Car screeches to halt in bad part of town, cop/agent/whatever leaps out and goes after bad guys, nobody locks their doors.
A while later they come back to their car, open the unlocked door and just start the engine before driving off - They left it unlocked and in gear, with the key in the ignition, and the car has remained untouched all that time!!

People who point a firearm at someone but then rack the slide or operate the bolt, to add meaningful menace to their original demand.
Same for people who **** the hammer on a pistol.
More so for those who **** the non-existent hammer of a pistol with an internal striker.

Any film where a blade makes a metallic 'Shhhhhhhhhinnnngk' sound when sheathed/unsheathed.

Any film where someone is "The One", "The Chosen One" or some variant thereof.

Any film where, in any degree of seriousness, someone screams, "NNNNNNOOOOOOOOOOOOOOOOOOOO!". Bonus goats for those who scream at the sky and/or copy the poster image of Platoon.

Any film where a woman screams, "My baby!" in reference to her child being in danger. Kids have names. Some even have fathers, too...

Any film where somebody explains something perfectly adequately, and then someone else responds with "Are you trying to tell me that..." before summarising that explanation in a single sentence. Same for all variants, such as "So you're telling me that", "Are you telling me that", "You mean that", etc.

Any cop/agent/whatever with tragically killed family, unless it's The Punisher.

Any cop/agent/whatever with Dead Daddy Issues.

"We've got copmpany", "Don't you die on me" and "Not on my watch".... along with many other dialogue cheeses.
 
The one that really bugs me is when some nerdy, geeky or dorky male character falls in love with some unobtainable goddess, who either doesn't know he exists or flat-out rejects him - you just know they'll be together by the end of the film. Guess I'm just getting bitter and cynical in my old age, but that kind of B.S. doesn't happen in the real world ...

Anything involving Seth Rogan then, for such an utterly hideous man he keeps landing, or writing himself, into rom-com style events, where the girl isn't blind.
 
When the hero gets a full-on kick in the nuts, but shrugs it off as if nothing's happened. Mercifully it hasn't happened since I was at school, but last time I got hit in the 'nads it was at least five minutes before I could stand again ...

Even better when the hero gets beaten up by a bunch of bad guys/knocked unconscious/tied to a chair and brutally interrogated etc. etc. Next scene he is up and fighting fit, escaping, saving the girl, taking down the lead evil tough guy.
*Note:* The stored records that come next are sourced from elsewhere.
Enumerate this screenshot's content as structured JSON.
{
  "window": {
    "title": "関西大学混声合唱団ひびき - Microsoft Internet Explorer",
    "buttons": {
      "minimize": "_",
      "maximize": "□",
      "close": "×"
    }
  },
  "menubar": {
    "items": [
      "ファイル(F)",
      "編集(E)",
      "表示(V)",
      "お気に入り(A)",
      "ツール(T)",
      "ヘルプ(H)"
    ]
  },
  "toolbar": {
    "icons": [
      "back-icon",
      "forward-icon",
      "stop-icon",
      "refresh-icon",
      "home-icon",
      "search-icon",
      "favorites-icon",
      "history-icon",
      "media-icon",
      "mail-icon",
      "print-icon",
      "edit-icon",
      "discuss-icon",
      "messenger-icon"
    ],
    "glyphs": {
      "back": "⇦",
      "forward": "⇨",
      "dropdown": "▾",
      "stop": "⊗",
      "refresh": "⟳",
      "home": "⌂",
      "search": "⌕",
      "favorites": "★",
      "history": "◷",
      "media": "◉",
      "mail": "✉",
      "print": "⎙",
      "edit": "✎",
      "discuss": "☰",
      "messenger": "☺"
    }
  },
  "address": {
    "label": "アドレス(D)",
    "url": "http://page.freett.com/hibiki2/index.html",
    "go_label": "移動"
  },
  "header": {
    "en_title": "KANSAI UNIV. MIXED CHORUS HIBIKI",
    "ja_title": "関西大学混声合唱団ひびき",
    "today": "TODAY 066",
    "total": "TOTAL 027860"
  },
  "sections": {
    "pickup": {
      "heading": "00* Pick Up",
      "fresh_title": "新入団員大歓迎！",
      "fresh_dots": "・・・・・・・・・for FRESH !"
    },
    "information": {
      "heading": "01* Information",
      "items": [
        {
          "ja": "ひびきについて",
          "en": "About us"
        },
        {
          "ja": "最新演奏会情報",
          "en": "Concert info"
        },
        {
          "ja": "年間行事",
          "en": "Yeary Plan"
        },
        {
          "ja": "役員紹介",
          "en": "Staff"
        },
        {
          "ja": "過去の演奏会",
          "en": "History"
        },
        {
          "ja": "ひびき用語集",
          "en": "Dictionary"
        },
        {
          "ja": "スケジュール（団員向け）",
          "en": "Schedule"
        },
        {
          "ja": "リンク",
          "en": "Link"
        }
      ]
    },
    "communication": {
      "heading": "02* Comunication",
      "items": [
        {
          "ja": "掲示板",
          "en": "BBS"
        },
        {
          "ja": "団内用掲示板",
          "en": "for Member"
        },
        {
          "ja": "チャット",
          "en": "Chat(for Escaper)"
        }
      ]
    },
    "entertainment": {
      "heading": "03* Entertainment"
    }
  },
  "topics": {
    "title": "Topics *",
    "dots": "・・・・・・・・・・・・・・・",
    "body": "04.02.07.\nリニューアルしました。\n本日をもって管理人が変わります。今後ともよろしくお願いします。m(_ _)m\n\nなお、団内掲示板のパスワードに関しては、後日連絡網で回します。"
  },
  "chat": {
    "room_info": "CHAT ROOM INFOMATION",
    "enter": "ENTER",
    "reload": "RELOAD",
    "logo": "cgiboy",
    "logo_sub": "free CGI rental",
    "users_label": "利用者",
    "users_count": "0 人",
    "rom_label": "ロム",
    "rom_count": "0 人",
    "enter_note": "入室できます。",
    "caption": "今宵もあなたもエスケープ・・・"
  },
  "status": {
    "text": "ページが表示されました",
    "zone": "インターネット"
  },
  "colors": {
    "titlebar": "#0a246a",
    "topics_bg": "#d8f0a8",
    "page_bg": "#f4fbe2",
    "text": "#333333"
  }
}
No concussion, no facial injuries (maybe just a dab of makeup) and certainly no broken ribs or internal injuries.
 
Covert tracking devices that for some bizarre reason emit a load bleep and have a massive flashing red LED on them. Same goes for bombs too.

The constant racking of pump-action shotguns. Same for semi-auto pistols and the slide too.
 
Lots of The above and the biggest one for me is the wrong motorcycle engine sound. Not all bikes are inline 4s ffs.
 
Lack of insurance shots when knocking out the bad guy, allowing them to make a come back or run away.

If there is a somewhat nerdy character then they automatically know how to hack into the server.

In a horror film when the character is washing their face in the sink and looks up at the mirror. Boo! Jump scare!

The romantic sub plot. Usually during a lull in the action midway through they will be about to kiss but will be interrupted by something. It's only at the end that they get to kiss for real.

Pointing a gun at someone is only a mild threat. Turning the safety off means "I'm really going to shoot you now".

Jump scares in horror films that turn out to be a pet dog or cat etc.

In a car chase when 'driving stick', there is always that magical extra gear they can shift into to go another 50mph.

Cool guys who don't look at explosions.